Blocked Stop Sign Causes Safety Concern

By Courtney Burris | cburris@krbc.tvg

Published 06/24 2014 07:10PM

Updated 06/25 2014 06:20PM

People that live near the intersection of Ross and South 10th street say that a nearby stop sign that is not very visible has been a concern to them. However, after an accident in the area on Monday, some are questioning who is responsible for trimming trees.

"If its a sign it needs to be obeyed, but if it needs to be obeyed, it needs to be observed, so if you can't observe it, how can you obey it?" explains long time area property owner, Bob Terry.

Terry is not the only person around the South 10th and Ross intersection asking that question.

Whitney Henderson saw the accident and tried to get the attention of the drivers, so the accident could be prevented.  "I could tell that they didn't see the stop sign, and they, because of the blockage, couldn't see another oncoming car", explains Henderson.

Overgrown tree limbs hang over the stop sign on South 10th street and, longtime resident, Terry says, unfortunately, he is not surprised that the accident happened.

"It was just a matter of time.
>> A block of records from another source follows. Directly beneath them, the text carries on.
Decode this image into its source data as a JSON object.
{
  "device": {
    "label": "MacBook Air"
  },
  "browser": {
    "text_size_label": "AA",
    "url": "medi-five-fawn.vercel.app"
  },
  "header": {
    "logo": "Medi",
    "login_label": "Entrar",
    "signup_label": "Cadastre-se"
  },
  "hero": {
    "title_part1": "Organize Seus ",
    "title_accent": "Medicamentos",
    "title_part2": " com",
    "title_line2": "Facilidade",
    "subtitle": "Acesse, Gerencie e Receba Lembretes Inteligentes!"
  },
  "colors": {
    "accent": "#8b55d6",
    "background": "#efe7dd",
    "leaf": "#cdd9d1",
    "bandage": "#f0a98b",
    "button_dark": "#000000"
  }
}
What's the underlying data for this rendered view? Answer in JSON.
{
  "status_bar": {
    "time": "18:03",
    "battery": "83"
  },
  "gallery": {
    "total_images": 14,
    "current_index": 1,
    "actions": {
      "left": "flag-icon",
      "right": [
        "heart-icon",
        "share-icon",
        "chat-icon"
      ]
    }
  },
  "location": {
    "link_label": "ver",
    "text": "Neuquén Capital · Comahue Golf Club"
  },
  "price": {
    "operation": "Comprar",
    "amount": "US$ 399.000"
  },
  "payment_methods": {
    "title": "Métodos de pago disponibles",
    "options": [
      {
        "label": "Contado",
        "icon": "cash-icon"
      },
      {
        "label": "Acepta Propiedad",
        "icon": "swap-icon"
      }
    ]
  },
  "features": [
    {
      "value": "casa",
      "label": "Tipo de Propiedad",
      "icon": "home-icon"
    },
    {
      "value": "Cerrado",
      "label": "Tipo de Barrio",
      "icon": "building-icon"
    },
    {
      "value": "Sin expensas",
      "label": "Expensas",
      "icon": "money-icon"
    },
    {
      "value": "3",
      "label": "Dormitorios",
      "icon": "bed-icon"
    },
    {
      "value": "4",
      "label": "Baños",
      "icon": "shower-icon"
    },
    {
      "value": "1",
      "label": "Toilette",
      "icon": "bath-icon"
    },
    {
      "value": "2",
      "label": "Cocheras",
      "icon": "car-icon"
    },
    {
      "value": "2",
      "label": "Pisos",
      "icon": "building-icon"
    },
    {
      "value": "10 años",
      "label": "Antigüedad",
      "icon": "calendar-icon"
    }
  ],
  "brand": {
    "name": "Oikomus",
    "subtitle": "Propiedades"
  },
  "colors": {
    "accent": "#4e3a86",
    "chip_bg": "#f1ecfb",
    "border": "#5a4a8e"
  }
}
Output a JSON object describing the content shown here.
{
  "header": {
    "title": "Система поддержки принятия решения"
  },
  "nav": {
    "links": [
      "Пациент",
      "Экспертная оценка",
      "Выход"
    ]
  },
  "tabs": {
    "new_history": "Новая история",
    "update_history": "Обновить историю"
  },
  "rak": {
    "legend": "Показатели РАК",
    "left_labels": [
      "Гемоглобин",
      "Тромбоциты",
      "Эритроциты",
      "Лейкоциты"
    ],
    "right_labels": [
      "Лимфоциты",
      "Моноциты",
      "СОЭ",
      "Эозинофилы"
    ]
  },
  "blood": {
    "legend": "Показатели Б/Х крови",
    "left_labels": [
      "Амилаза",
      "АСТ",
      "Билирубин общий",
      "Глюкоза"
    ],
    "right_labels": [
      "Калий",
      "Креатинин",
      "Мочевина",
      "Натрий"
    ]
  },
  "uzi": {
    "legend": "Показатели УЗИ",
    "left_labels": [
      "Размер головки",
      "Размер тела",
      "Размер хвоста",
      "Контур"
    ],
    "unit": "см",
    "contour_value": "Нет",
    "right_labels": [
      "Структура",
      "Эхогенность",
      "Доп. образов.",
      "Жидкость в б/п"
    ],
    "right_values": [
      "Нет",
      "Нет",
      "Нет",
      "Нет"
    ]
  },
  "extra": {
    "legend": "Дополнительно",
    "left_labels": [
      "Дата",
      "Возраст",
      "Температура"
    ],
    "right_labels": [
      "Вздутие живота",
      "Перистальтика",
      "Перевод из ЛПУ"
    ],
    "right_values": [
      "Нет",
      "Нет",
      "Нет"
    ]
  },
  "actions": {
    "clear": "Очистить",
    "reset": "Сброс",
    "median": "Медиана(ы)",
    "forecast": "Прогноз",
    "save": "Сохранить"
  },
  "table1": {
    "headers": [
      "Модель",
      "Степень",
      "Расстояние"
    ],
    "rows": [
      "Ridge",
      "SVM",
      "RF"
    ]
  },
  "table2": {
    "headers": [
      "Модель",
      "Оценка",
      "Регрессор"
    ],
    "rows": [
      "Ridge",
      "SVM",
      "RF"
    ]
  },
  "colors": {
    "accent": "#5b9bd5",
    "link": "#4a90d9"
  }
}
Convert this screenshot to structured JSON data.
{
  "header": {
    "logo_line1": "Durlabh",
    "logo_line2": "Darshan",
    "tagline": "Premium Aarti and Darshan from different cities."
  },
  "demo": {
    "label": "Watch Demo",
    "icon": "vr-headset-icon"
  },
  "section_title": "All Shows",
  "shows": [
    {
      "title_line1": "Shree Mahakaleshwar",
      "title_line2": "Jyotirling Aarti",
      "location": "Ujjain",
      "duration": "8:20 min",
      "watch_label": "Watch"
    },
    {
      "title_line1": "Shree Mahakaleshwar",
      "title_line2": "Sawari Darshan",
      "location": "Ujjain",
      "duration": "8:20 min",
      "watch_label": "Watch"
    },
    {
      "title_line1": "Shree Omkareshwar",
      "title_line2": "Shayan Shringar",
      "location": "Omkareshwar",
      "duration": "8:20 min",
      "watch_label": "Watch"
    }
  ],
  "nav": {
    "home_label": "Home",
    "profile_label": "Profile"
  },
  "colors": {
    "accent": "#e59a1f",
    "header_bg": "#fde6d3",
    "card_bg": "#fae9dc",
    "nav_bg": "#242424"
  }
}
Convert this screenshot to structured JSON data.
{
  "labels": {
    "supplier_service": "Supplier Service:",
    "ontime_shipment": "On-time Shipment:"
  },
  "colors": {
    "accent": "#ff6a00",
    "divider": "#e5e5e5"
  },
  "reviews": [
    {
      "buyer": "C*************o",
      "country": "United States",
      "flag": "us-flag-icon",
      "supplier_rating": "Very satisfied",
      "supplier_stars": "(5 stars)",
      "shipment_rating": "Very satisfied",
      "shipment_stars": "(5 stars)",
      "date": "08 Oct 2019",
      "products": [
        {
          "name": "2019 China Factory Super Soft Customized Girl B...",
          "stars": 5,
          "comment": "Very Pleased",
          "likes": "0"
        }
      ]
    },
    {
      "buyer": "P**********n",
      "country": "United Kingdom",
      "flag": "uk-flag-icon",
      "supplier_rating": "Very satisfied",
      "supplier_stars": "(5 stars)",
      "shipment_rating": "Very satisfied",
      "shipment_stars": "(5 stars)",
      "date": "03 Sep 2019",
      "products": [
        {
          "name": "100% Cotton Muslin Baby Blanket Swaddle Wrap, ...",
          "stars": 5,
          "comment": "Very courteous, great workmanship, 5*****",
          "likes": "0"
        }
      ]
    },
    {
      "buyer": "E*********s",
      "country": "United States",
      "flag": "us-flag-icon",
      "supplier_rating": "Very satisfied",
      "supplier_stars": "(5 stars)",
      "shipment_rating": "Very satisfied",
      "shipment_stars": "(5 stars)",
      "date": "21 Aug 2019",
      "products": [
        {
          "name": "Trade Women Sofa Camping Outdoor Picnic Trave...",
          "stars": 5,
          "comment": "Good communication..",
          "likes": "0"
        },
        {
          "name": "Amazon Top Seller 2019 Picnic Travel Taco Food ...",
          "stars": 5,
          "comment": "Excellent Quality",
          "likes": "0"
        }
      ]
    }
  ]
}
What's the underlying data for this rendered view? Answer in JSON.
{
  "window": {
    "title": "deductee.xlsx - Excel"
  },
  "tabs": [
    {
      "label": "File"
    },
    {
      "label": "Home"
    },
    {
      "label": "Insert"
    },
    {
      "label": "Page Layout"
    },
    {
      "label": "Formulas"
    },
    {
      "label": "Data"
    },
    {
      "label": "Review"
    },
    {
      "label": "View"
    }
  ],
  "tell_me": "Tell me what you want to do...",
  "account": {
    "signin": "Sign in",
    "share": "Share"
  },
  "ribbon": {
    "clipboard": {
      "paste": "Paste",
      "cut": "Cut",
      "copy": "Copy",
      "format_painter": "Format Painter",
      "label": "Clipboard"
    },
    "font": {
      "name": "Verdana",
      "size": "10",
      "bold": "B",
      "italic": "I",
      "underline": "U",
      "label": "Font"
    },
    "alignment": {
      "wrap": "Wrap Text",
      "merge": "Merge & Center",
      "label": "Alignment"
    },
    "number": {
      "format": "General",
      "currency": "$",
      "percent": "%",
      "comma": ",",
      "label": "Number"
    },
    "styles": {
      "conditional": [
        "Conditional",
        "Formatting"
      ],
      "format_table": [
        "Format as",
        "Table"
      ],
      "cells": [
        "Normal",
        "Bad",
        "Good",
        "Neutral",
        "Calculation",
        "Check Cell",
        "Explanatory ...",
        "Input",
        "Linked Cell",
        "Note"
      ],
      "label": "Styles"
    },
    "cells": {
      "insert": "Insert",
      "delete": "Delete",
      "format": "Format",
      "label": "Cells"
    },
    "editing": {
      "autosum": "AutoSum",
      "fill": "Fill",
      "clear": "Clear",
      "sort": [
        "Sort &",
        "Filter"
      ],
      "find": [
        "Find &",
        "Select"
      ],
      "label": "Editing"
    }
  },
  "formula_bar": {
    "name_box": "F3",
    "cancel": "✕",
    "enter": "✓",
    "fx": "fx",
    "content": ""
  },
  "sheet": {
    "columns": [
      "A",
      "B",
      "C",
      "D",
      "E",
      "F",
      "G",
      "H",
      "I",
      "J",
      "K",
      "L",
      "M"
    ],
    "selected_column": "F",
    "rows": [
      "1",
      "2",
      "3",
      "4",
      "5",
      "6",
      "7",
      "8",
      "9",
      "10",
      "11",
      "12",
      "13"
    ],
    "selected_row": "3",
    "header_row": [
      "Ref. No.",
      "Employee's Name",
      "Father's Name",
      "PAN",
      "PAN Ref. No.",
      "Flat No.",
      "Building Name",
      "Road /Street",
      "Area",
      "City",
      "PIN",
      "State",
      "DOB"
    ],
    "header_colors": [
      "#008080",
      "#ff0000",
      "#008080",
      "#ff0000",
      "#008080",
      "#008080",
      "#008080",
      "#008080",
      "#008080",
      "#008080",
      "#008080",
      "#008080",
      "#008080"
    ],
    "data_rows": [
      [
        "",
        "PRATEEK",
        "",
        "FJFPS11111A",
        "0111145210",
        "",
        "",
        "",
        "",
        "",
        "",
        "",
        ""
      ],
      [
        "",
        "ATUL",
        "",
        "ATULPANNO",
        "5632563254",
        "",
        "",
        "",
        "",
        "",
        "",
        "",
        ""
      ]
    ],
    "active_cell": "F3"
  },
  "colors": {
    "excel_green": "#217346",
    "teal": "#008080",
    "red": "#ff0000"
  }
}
Yeah, it was inevitable," says Terry.

Even though several limbs were cut down after the accident, neighbors say visibility is still an issue at this intersection.

"So this is actually after they have already cut down the tree, but as you are coming up on the stop sign you can barely make out even the S out of the stop sign until you are about 20 feet from the stop sign," explains Bradley Henderson.

While the Hendersons say they are saddened that the accident occurred, they are concerned about the safety of neighborhood kids.

"You know my son's best friend lives across the street and they are constantly going back and forth and that's my biggest concern," explains Henderson.

As for who is responsible for keeping the limbs trimmed, it's really up to the property owner, but its the city's job is to enforce it.

"Safety is the number one priority. Public safety. So, we just encourage residents to report these issues and then we can go out and asses the situation," says Leah Mazzarelli with the City of Abilene.

Mazzarelli says it's up to everyone in the community to report potential dangers such as obscured stop signs, which will help prevent future tragedies.